PHOENIX — Her son had been shot and was in the ICU. So Yolanda Cruz stopped working cleaning homes. And she fell behind on rent. But she had a plan: She'd go back to work once her 17-year-old was out of the hospital.
But then the coronavirus hit and she couldn't clean homes.
Eight days after her April rent was due, her landlord took her to court to evict her.
Yolanda Cruz has five children, a 17-, 15-, 13-, 12- and 7-year-old.
During a telephone interview, Yolanda explained that her 17-year-old son was shot on Jan. 24 and almost died. He was in ICU, had multiple emergency surgeries, had his tongue reconstructed and survived. Her son is going to physical therapy and was released from the hospital.
Her landlord came to the hospital to collect rent money while Yolanda was caring for her son, she said. She paid him February and March. But she couldn't pay for April.
April 1 came around and she didn’t have a job or money to pay her rent. The apartment's manager came around, too. Yolanda didn't have the money.
She asked for more time.
Spanish version: Mujer de Phoenix con cinco hijos es desalojada de apartamento
“Rent is due on the first of the month and I give tenants five days to pay me,” Henry Phay, the manager, told 12 News. "She kept lying to me about the date she was going to have the money and I asked her if she needed some help because I know that due to the coronavirus times are difficult. I can lose my job too.”

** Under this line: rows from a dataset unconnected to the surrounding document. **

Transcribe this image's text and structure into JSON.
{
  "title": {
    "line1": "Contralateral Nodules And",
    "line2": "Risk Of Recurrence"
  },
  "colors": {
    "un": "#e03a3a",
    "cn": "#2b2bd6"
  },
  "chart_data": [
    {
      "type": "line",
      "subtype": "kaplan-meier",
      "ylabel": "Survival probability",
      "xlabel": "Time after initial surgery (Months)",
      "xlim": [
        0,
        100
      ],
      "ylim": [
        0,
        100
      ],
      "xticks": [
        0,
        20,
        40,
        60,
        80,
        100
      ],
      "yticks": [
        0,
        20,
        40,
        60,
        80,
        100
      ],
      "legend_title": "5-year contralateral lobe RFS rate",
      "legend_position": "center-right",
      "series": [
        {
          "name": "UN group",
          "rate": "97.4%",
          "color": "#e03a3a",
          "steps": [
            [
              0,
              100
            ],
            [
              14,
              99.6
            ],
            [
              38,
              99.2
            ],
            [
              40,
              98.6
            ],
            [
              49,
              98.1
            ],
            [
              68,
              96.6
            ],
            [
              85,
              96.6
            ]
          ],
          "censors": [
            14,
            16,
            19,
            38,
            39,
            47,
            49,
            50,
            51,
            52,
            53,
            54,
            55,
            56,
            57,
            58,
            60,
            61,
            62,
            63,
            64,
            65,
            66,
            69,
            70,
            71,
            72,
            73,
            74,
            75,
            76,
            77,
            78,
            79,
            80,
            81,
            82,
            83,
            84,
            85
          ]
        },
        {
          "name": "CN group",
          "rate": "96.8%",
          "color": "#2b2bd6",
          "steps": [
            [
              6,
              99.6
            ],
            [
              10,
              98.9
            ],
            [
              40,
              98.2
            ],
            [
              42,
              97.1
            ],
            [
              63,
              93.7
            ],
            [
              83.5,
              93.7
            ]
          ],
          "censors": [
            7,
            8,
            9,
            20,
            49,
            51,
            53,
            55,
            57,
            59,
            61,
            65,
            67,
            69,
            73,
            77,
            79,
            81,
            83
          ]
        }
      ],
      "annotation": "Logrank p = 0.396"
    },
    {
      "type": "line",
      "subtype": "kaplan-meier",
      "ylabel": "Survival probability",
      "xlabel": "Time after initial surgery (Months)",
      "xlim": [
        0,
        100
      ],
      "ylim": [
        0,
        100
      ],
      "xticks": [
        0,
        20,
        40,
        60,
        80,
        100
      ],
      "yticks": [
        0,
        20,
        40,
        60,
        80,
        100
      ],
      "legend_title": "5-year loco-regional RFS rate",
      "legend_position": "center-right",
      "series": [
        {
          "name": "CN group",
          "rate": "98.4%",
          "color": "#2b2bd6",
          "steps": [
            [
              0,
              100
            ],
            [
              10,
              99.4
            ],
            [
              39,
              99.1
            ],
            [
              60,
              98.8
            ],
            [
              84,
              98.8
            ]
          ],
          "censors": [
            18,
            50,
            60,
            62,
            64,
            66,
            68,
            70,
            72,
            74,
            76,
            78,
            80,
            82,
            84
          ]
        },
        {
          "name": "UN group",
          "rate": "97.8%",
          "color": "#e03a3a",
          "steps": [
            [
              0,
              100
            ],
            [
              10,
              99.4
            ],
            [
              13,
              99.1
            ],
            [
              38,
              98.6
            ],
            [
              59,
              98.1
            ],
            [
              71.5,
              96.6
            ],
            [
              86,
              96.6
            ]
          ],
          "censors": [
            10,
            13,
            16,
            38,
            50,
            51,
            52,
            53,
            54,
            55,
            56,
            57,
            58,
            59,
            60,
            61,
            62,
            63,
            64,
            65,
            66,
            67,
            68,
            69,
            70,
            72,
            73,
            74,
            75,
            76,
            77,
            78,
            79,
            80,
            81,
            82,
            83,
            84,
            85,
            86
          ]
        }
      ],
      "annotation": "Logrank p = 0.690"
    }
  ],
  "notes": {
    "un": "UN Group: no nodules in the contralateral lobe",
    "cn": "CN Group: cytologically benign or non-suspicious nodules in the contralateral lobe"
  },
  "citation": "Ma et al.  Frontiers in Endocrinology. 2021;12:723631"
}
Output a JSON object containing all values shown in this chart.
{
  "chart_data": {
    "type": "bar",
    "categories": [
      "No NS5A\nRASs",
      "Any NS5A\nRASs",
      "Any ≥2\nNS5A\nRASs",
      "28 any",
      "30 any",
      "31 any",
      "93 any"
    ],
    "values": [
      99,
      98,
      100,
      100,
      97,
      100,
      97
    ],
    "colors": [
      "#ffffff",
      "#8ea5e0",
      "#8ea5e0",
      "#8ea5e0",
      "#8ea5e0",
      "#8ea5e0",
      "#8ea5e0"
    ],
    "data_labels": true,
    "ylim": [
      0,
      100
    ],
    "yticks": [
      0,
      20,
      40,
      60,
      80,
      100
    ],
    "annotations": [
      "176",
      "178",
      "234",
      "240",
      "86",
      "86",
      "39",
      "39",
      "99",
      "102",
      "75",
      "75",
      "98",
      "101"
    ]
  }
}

Phay came around again on April 7, Yolanda said, and he was "very upset."
"I asked him for a couple of more days, and he said he was going to send me to court," she said.
And he did.
She received court documents about her eviction the next day for an April 16 court date.
She got to the courthouse early that day, she said, but the hearing was over the phone and she never heard her case called. Eventually, she said her name and was told her hearing had already passed.
A Spanish-speaking guard helped her and took her into the judge, she said. They spoke briefly. She asked about Gov. Doug Ducey's orders barring evictions. She was told, she said, that it only was only for those who were directly affected by COVID-19.
She was told that if she could provide proof she was directly affected by coronavirus by the date of her eviction, it could stop the process. She could show that proof to the deputy who was evicting her.
Her order of eviction was for April 22.
She and her children moved out yesterday and into a relative's house. She's looking for a place to live.